There are some things in politics that are as predictable as the changing seasons. When there is a high-profile act of violence involving a firearm, the ghouls at the Brady Center and their allies issue press releases while the blood is still hot on the ground, blaming the crime on the failure of Congress to comply with their policy preferences. When there is a natural disaster, Democrats are front and center, before the flood waters even have crested, with reminders that Republicans — wicked, evil Republicans — would cut FEMA funding if left to their own devices.
The storm is coming. But Matt Yglesias is coming first: “Romney wants to cut FEMA.”
Romney did not present disaster relief vs. deficit reduction as an either/or proposition. Like most Republicans, he has argued that we might have more effective disaster relief if we moved some larger part of the responsibility to the state and local levels, and into the private sector. To put the issue in a less boneheadedly simplistic fashion, the question is not whether we: A. spend money on disaster relief or B. reduce the deficit. Rather, the questions are: Given our tenuous fiscal position, is it possible that we are spending too much money on FEMA and related programs? Is that spending maximally effective? Might we be better off decentralizing these efforts?
Whenever there’s a major natural disaster, the federal government steps in to help. But that wouldn’t necessarily be the case if Mitt Romney got his way. During a 2011 GOP primary debate he said it was “immoral” for the federal government to be spending money on disaster relief when it should be focused on deficit reduction.

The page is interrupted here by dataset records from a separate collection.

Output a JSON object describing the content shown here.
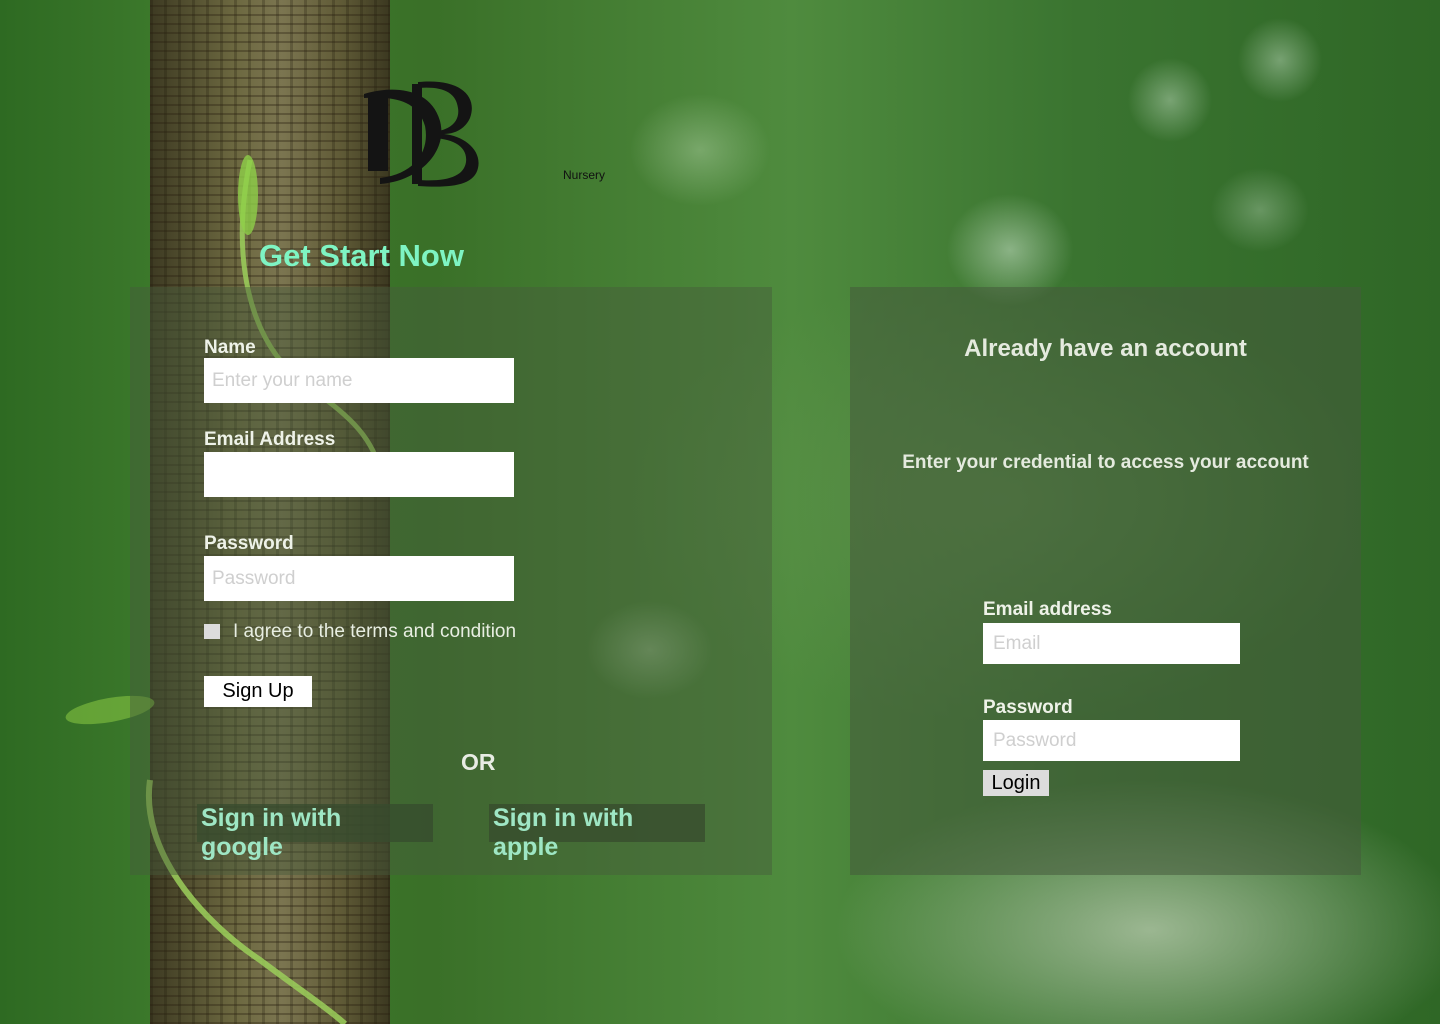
{
  "brand": {
    "logo_letters": "DB",
    "name": "Nursery"
  },
  "signup": {
    "headline": "Get Start Now",
    "name_label": "Name",
    "name_placeholder": "Enter your name",
    "email_label": "Email Address",
    "email_placeholder": "",
    "password_label": "Password",
    "password_placeholder": "Password",
    "agree_text": "I agree to the terms and condition",
    "agree_checked": false,
    "signup_button": "Sign Up",
    "or_text": "OR",
    "google_button": "Sign in with google",
    "apple_button": "Sign in with apple"
  },
  "login": {
    "title": "Already have an account",
    "subtitle": "Enter your credential to access your account",
    "email_label": "Email address",
    "email_placeholder": "Email",
    "password_label": "Password",
    "password_placeholder": "Password",
    "login_button": "Login"
  },
  "colors": {
    "headline": "#7ef4c3",
    "social_text": "#9ee6c4",
    "panel_overlay": "#465a3c"
  }
}
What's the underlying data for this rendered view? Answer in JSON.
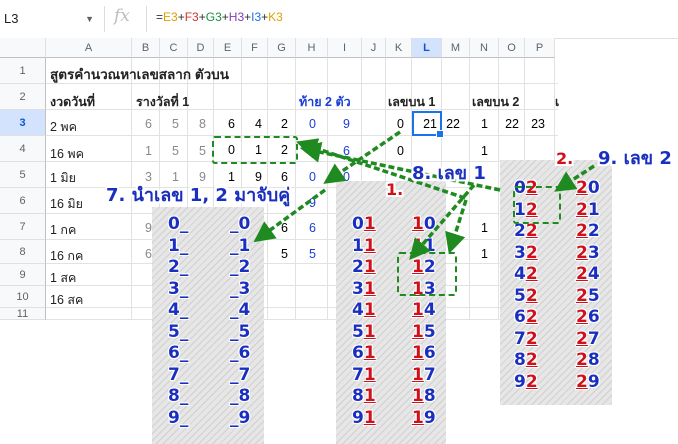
{
  "formula_bar": {
    "cell_ref": "L3",
    "fx": "fx",
    "formula_parts": [
      {
        "text": "=",
        "color": "#333333"
      },
      {
        "text": "E3",
        "color": "#e0a000"
      },
      {
        "text": "+",
        "color": "#333333"
      },
      {
        "text": "F3",
        "color": "#d93025"
      },
      {
        "text": "+",
        "color": "#333333"
      },
      {
        "text": "G3",
        "color": "#1e8e3e"
      },
      {
        "text": "+",
        "color": "#333333"
      },
      {
        "text": "H3",
        "color": "#7b3fb5"
      },
      {
        "text": "+",
        "color": "#333333"
      },
      {
        "text": "I3",
        "color": "#1a73e8"
      },
      {
        "text": "+",
        "color": "#333333"
      },
      {
        "text": "K3",
        "color": "#e0a000"
      }
    ]
  },
  "columns": [
    "A",
    "B",
    "C",
    "D",
    "E",
    "F",
    "G",
    "H",
    "I",
    "J",
    "K",
    "L",
    "M",
    "N",
    "O",
    "P"
  ],
  "rows": [
    "1",
    "2",
    "3",
    "4",
    "5",
    "6",
    "7",
    "8",
    "9",
    "10",
    "11"
  ],
  "sheet": {
    "A1": "สูตรคำนวณหาเลขสลาก ตัวบน",
    "A2": "งวดวันที่",
    "B2": "รางวัลที่ 1",
    "H2": "ท้าย 2 ตัว",
    "K2": "เลขบน 1",
    "N2": "เลขบน 2",
    "A3": "2 พค",
    "A4": "16 พค",
    "A5": "1 มิย",
    "A6": "16 มิย",
    "A7": "1 กค",
    "A8": "16 กค",
    "A9": "1 สค",
    "A10": "16 สค",
    "row3": {
      "B": "6",
      "C": "5",
      "D": "8",
      "E": "6",
      "F": "4",
      "G": "2",
      "H": "0",
      "I": "9",
      "K": "0",
      "L": "21",
      "M": "22",
      "N": "1",
      "O": "22",
      "P": "23"
    },
    "row4": {
      "B": "1",
      "C": "5",
      "D": "5",
      "E": "0",
      "F": "1",
      "G": "2",
      "I": "6",
      "K": "0",
      "N": "1"
    },
    "row5": {
      "B": "3",
      "C": "1",
      "D": "9",
      "E": "1",
      "F": "9",
      "G": "6",
      "H": "0",
      "I": "0"
    },
    "row6": {
      "H": "9"
    },
    "row7": {
      "B": "9",
      "F": "7",
      "G": "6",
      "H": "6",
      "N": "1"
    },
    "row8": {
      "B": "6",
      "F": "5",
      "G": "5",
      "H": "5",
      "N": "1"
    }
  },
  "annotations": {
    "label1": "1.",
    "label2": "2.",
    "label7": "7. นำเลข 1, 2 มาจับคู่",
    "label8": "8. เลข 1",
    "label9": "9. เลข 2",
    "box_digits": [
      "0",
      "1",
      "2"
    ]
  },
  "panel_left": {
    "col1": [
      "0_",
      "1_",
      "2_",
      "3_",
      "4_",
      "5_",
      "6_",
      "7_",
      "8_",
      "9_"
    ],
    "col2": [
      "_0",
      "_1",
      "_2",
      "_3",
      "_4",
      "_5",
      "_6",
      "_7",
      "_8",
      "_9"
    ]
  },
  "panel_mid": {
    "col1": [
      [
        "0",
        "1"
      ],
      [
        "1",
        "1"
      ],
      [
        "2",
        "1"
      ],
      [
        "3",
        "1"
      ],
      [
        "4",
        "1"
      ],
      [
        "5",
        "1"
      ],
      [
        "6",
        "1"
      ],
      [
        "7",
        "1"
      ],
      [
        "8",
        "1"
      ],
      [
        "9",
        "1"
      ]
    ],
    "col2": [
      [
        "1",
        "0"
      ],
      [
        "1",
        "1"
      ],
      [
        "1",
        "2"
      ],
      [
        "1",
        "3"
      ],
      [
        "1",
        "4"
      ],
      [
        "1",
        "5"
      ],
      [
        "1",
        "6"
      ],
      [
        "1",
        "7"
      ],
      [
        "1",
        "8"
      ],
      [
        "1",
        "9"
      ]
    ]
  },
  "panel_right": {
    "col1": [
      [
        "0",
        "2"
      ],
      [
        "1",
        "2"
      ],
      [
        "2",
        "2"
      ],
      [
        "3",
        "2"
      ],
      [
        "4",
        "2"
      ],
      [
        "5",
        "2"
      ],
      [
        "6",
        "2"
      ],
      [
        "7",
        "2"
      ],
      [
        "8",
        "2"
      ],
      [
        "9",
        "2"
      ]
    ],
    "col2": [
      [
        "2",
        "0"
      ],
      [
        "2",
        "1"
      ],
      [
        "2",
        "2"
      ],
      [
        "2",
        "3"
      ],
      [
        "2",
        "4"
      ],
      [
        "2",
        "5"
      ],
      [
        "2",
        "6"
      ],
      [
        "2",
        "7"
      ],
      [
        "2",
        "8"
      ],
      [
        "2",
        "9"
      ]
    ]
  }
}
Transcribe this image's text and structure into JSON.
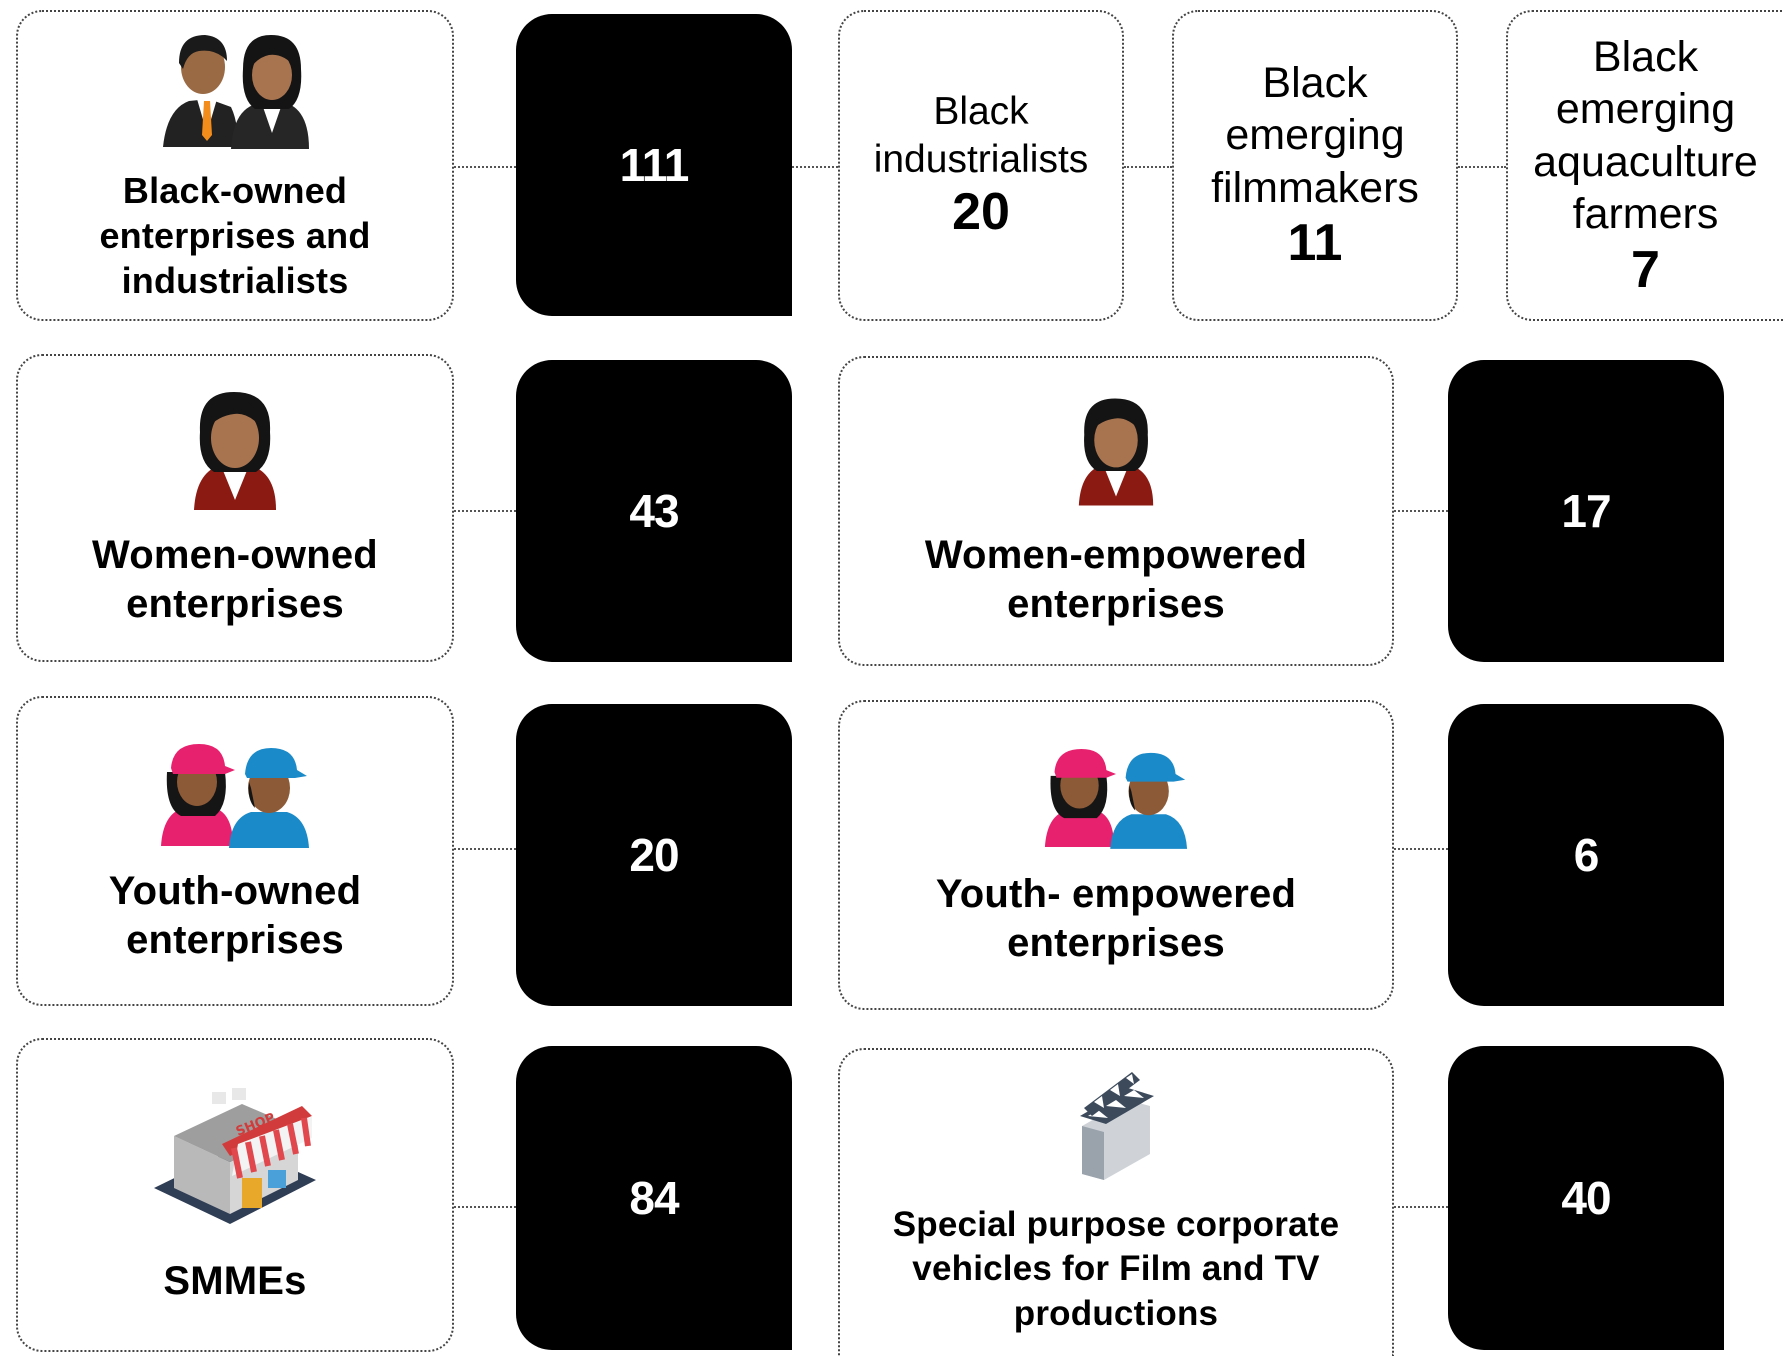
{
  "rows": [
    {
      "label": "Black-owned enterprises and industrialists",
      "icon": "black-business-people-icon",
      "count": "111",
      "sub_items": [
        {
          "label": "Black industrialists",
          "count": "20"
        },
        {
          "label": "Black emerging filmmakers",
          "count": "11"
        },
        {
          "label": "Black emerging aquaculture farmers",
          "count": "7"
        }
      ]
    },
    {
      "label": "Women-owned enterprises",
      "icon": "woman-person-icon",
      "count": "43",
      "right": {
        "label": "Women-empowered enterprises",
        "icon": "woman-person-icon",
        "count": "17"
      }
    },
    {
      "label": "Youth-owned enterprises",
      "icon": "youth-people-icon",
      "count": "20",
      "right": {
        "label": "Youth- empowered enterprises",
        "icon": "youth-people-icon",
        "count": "6"
      }
    },
    {
      "label": "SMMEs",
      "icon": "shop-icon",
      "shop_sign": "SHOP",
      "count": "84",
      "right": {
        "label": "Special purpose corporate vehicles for Film and TV productions",
        "icon": "film-clapperboard-icon",
        "count": "40"
      }
    }
  ],
  "colors": {
    "badge": "#000000",
    "border": "#444444",
    "youth_pink": "#e8216e",
    "youth_blue": "#1b8ac9",
    "maroon": "#8b1a12"
  }
}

. . . If a storm damages basic physical infrastructure (power lines, bridges) and imperils human life it would be the height of penny-wise, pound-foolish thinking to suppose that the afflicted area should wait months or years to repair the damage. Ultimately, anyplace is going to go back to robust wealth creation faster if basic stuff gets fixed up faster. But that requires financing by an entity capable of rapidly financing expensive projects — i .e., the federal government. Left to its own devices a storm-ravaged Delaware or Louisiana is going to be squeezed between balanced budget rules and falling sales tax receipts and be forced into an increasing state of dilapidation.
Yglesias, like many of his like-minded compatriots, presents these arguments as though they were all-or-nothing propositions. This is strange, inasmuch as they pretty clearly recognize the merits of such inquiry when coming from their own side: There are many people who believe that we spend far too much money on national security (I am among them), but only the most gap-toothed among us equate asking uncomfortable questions about military-spending priorities with abandoning national security categorically. Sometimes it makes sense to ask whether the federal government should be doing this at all. Very often it makes sense to ask, as one expects a Romney administration would, whether the federal government is going about this the right way.
On the narrow question of FEMA, the answer is probably no. Like many otherwise worthwhile federal endeavors, including those that happen inside that famous five-sided building in Washington, FEMA has managed over the years to waste truly shocking amounts of money, e.g. spending $416,000 per capita to temporarily house people displaced by Hurricane Katrina, spending nearly $1 billion on manufactured homes that FEMA’s own regulations rendered unusable in many situations, etc. We all remember those $2,000 debit cards that were handed out like Christmas candy. In much the same way that some conservatives are more skeptical about foreign military actions when there is a Democratic president, liberals are better at recognizing government waste when there is a Republican president.